Johnson acknowledged that in his almost eight years with the County, he never worked on its crumbling roads. So why was he paid with road funds?
"I think that’s a mistake," he said.
Is Ben Hemmingway a mistake too? He definitely spent a lot of time driving on county roads. At a salary of 66 thousand five hundred dollars, multiple sources say his main job was as the running errands and chauffeuring Assistant County CEO Nader Fakhouri.
Reached by phone, Hemmingway told Action News he was an executive assistant for an assistant CEO, but denied playing the role of chauffer. There are other’s on the list too, making as much as $110,000 a year. Sources say they perform virtually no work for the county’s roads.
Back at the marshmallow drop, Ficano denies there’s any wrongdoing here.
"You’ve looked at the numbers, the commission’s looked at the numbers, the state’s looked at the numbers, and they say everything’s legitimate and good," Ficano said.
But the fact is the County Commission has been stonewalled by Ficano’s office. Commissioner Bernard Parker says his requests went ignored.
"It only makes it more suspicious that something’s not going right. If everything was proper there, I think they would just generate the report," said Parker.
And the state isn’t watching either. A spokesman for the Department of Transportation tells Action News “we do not do an audit” of the county’s road funds.
And get this: the State Treasury Department, the agency responsible for doing those audits, hasn’t done one in Wayne County for at least a decade.
"We get money from the state from the gasoline tax," Ficano said.
"That is only, that’s less than 50% of the road funding. We put general fund money into the rest of it."

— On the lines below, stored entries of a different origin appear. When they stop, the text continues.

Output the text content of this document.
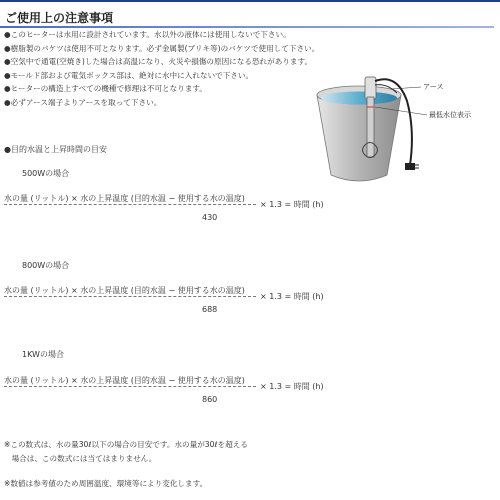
ご使用上の注意事項
●このヒーターは水用に設計されています。水以外の液体には使用しないで下さい。
●樹脂製のバケツは使用不可となります。必ず金属製(ブリキ等)のバケツで使用して下さい。
●空気中で通電(空焼き)した場合は高温になり、火災や損傷の原因になる恐れがあります。
●モールド部および電気ボックス部は、絶対に水中に入れないで下さい。
●ヒーターの構造上すべての機種で修理は不可となります。
●必ずアース端子よりアースを取って下さい。
アース
最低水位表示
●目的水温と上昇時間の目安
500Wの場合
水の量 (リットル) × 水の上昇温度 (目的水温 − 使用する水の温度)
× 1.3 = 時間 (h)
430
800Wの場合
水の量 (リットル) × 水の上昇温度 (目的水温 − 使用する水の温度)
× 1.3 = 時間 (h)
688
1KWの場合
水の量 (リットル) × 水の上昇温度 (目的水温 − 使用する水の温度)
× 1.3 = 時間 (h)
860
※この数式は、水の量30ℓ以下の場合の目安です。水の量が30ℓを超える
　場合は、この数式には当てはまりません。
※数値は参考値のため周囲温度、環境等により変化します。
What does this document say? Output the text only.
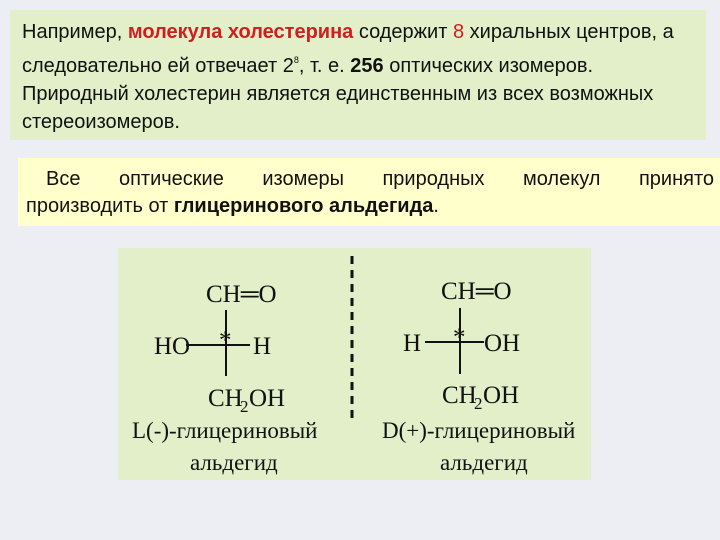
Например, молекула холестерина содержит 8 хиральных центров, а следовательно ей отвечает $2^8$, т. е. 256 оптических изомеров. Природный холестерин является единственным из всех возможных стереоизомеров.
Все оптические изомеры природных молекул принято
производить от глицеринового альдегида.
CH═O
HO	H
*
CH
2 OH
L(-)-глицериновый
альдегид
CH═O
H	OH
*
CH
2 OH
D(+)-глицериновый
альдегид
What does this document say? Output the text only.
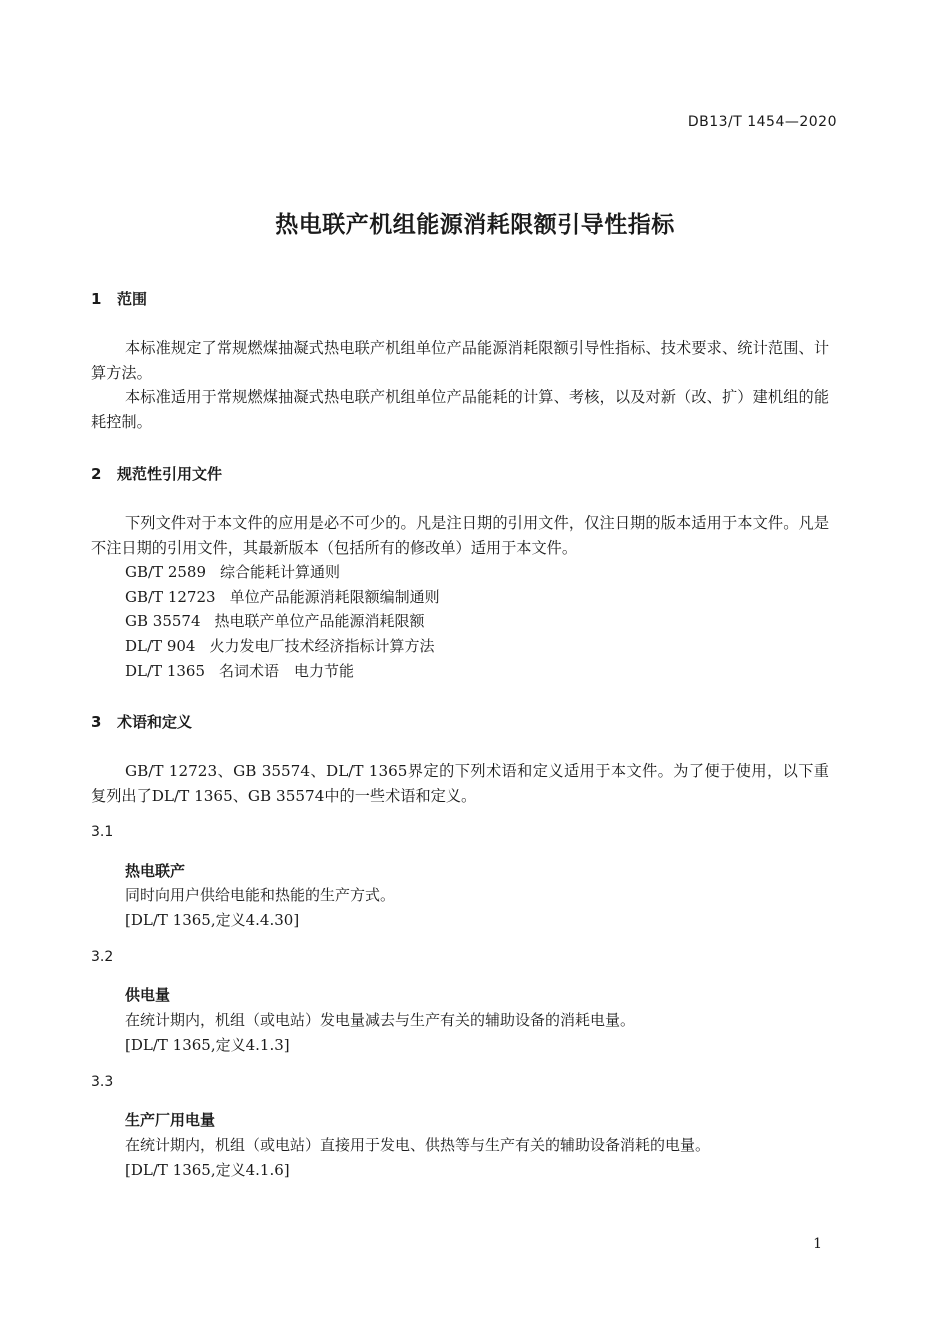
DB13/T 1454—2020
热电联产机组能源消耗限额引导性指标
1 范围
本标准规定了常规燃煤抽凝式热电联产机组单位产品能源消耗限额引导性指标、技术要求、统计范围、计算方法。
本标准适用于常规燃煤抽凝式热电联产机组单位产品能耗的计算、考核，以及对新（改、扩）建机组的能耗控制。
2 规范性引用文件
下列文件对于本文件的应用是必不可少的。凡是注日期的引用文件，仅注日期的版本适用于本文件。凡是不注日期的引用文件，其最新版本（包括所有的修改单）适用于本文件。
GB/T 2589 综合能耗计算通则
GB/T 12723 单位产品能源消耗限额编制通则
GB 35574 热电联产单位产品能源消耗限额
DL/T 904 火力发电厂技术经济指标计算方法
DL/T 1365 名词术语　电力节能
3 术语和定义
GB/T 12723、GB 35574、DL/T 1365界定的下列术语和定义适用于本文件。为了便于使用，以下重复列出了DL/T 1365、GB 35574中的一些术语和定义。
3.1
热电联产
同时向用户供给电能和热能的生产方式。
[DL/T 1365,定义4.4.30]
3.2
供电量
在统计期内，机组（或电站）发电量减去与生产有关的辅助设备的消耗电量。
[DL/T 1365,定义4.1.3]
3.3
生产厂用电量
在统计期内，机组（或电站）直接用于发电、供热等与生产有关的辅助设备消耗的电量。
[DL/T 1365,定义4.1.6]
1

But that’s not true either, according to former Department Head James Jackson and other county sources. There’s virtually no general fund money inside the Road’s Fund.

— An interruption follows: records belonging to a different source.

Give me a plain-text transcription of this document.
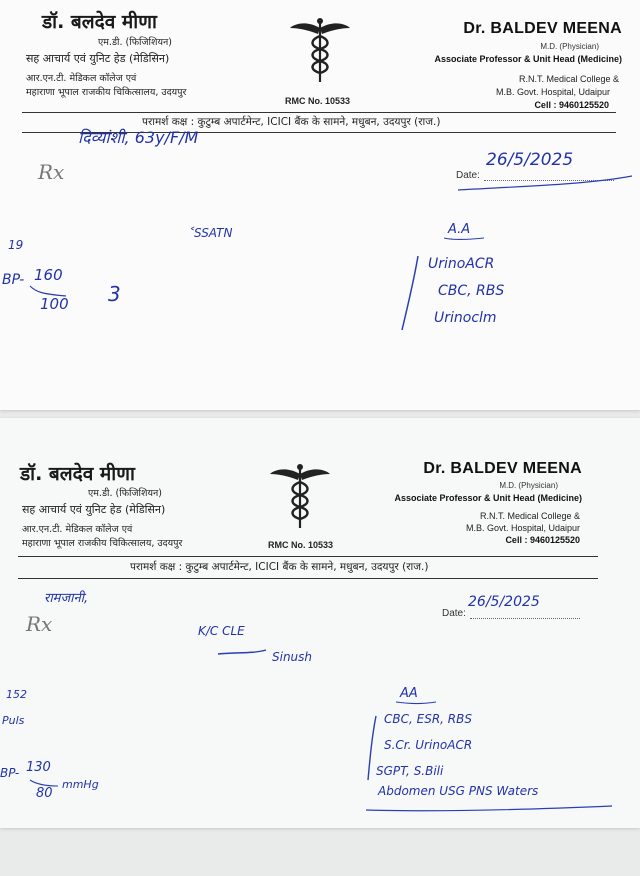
डॉ. बलदेव मीणा
एम.डी. (फिजिशियन)
सह आचार्य एवं युनिट हेड (मेडिसिन)
आर.एन.टी. मेडिकल कॉलेज एवं
महाराणा भूपाल राजकीय चिकित्सालय, उदयपुर
Dr. BALDEV MEENA
M.D. (Physician)
Associate Professor & Unit Head (Medicine)
R.N.T. Medical College &
M.B. Govt. Hospital, Udaipur
Cell : 9460125520
RMC No. 10533
परामर्श कक्ष : कुटुम्ब अपार्टमेन्ट, ICICI बैंक के सामने, मधुबन, उदयपुर (राज.)
Rx	Date:
दिव्यांशी, 63y/F/M
26/5/2025
˂SSATN
19
BP- 160
100 3
A.A
UrinoACR
CBC, RBS
Urinoclm
डॉ. बलदेव मीणा
एम.डी. (फिजिशियन)
सह आचार्य एवं युनिट हेड (मेडिसिन)
आर.एन.टी. मेडिकल कॉलेज एवं
महाराणा भूपाल राजकीय चिकित्सालय, उदयपुर
Dr. BALDEV MEENA
M.D. (Physician)
Associate Professor & Unit Head (Medicine)
R.N.T. Medical College &
M.B. Govt. Hospital, Udaipur
Cell : 9460125520
RMC No. 10533
परामर्श कक्ष : कुटुम्ब अपार्टमेन्ट, ICICI बैंक के सामने, मधुबन, उदयपुर (राज.)
Rx	Date:
रामजानी,	26/5/2025
K/C CLE
Sinush
152
Puls
BP- 130
80
mmHg
AA
CBC, ESR, RBS
S.Cr. UrinoACR
SGPT, S.Bili
Abdomen USG PNS Waters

“We make people multi-task,” said Ficano.
“You don’t just have one function anymore. So if you work, you may do things for the roads, I do things for the roads,” he said.

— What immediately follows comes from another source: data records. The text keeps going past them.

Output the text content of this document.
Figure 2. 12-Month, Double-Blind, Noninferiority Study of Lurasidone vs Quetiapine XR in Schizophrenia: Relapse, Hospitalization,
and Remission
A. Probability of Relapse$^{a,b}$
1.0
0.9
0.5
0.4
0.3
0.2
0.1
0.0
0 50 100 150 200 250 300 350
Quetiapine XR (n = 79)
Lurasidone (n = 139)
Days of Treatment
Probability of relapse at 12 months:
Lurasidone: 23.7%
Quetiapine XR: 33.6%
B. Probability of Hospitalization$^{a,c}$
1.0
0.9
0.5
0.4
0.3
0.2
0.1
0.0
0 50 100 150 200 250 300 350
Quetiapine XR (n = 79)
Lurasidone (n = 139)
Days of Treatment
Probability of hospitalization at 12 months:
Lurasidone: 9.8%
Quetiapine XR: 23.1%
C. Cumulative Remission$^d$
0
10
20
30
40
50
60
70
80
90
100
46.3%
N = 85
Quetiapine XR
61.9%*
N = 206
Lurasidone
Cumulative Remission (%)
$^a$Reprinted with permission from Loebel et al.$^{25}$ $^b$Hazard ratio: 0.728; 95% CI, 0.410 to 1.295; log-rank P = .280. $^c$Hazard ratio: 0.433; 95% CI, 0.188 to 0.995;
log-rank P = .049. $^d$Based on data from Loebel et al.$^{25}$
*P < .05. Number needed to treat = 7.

Visibly upset, Ficano told Action News that we’re making “a mountain out of a mole hill.”
A Ficano spokesman tells us that much of the county’s road fund is discretionary, and be can be spent as they see fit. Department heads may disagree with their choices, the spokesman says, but it’s their choice to make. But perhaps the most serious issue here? The largest source of the county’s road funding comes from the state. This money, by law, needs to be spent on roads. If it’s not, the county could have to pay it back.
Since November, we’ve been asking the county for the names of people paid with these state-restricted road dollars. They told us no such records exist. When we asked Macomb and Oakland counties for the same information, they handed it over no questions asked.
As for James Jackson, he says he resigned last spring when he was told his department would have to start making layoffs. He says he couldn’t stomach letting people go while he knew there were employees being paid with roads funds that didn’t belong there.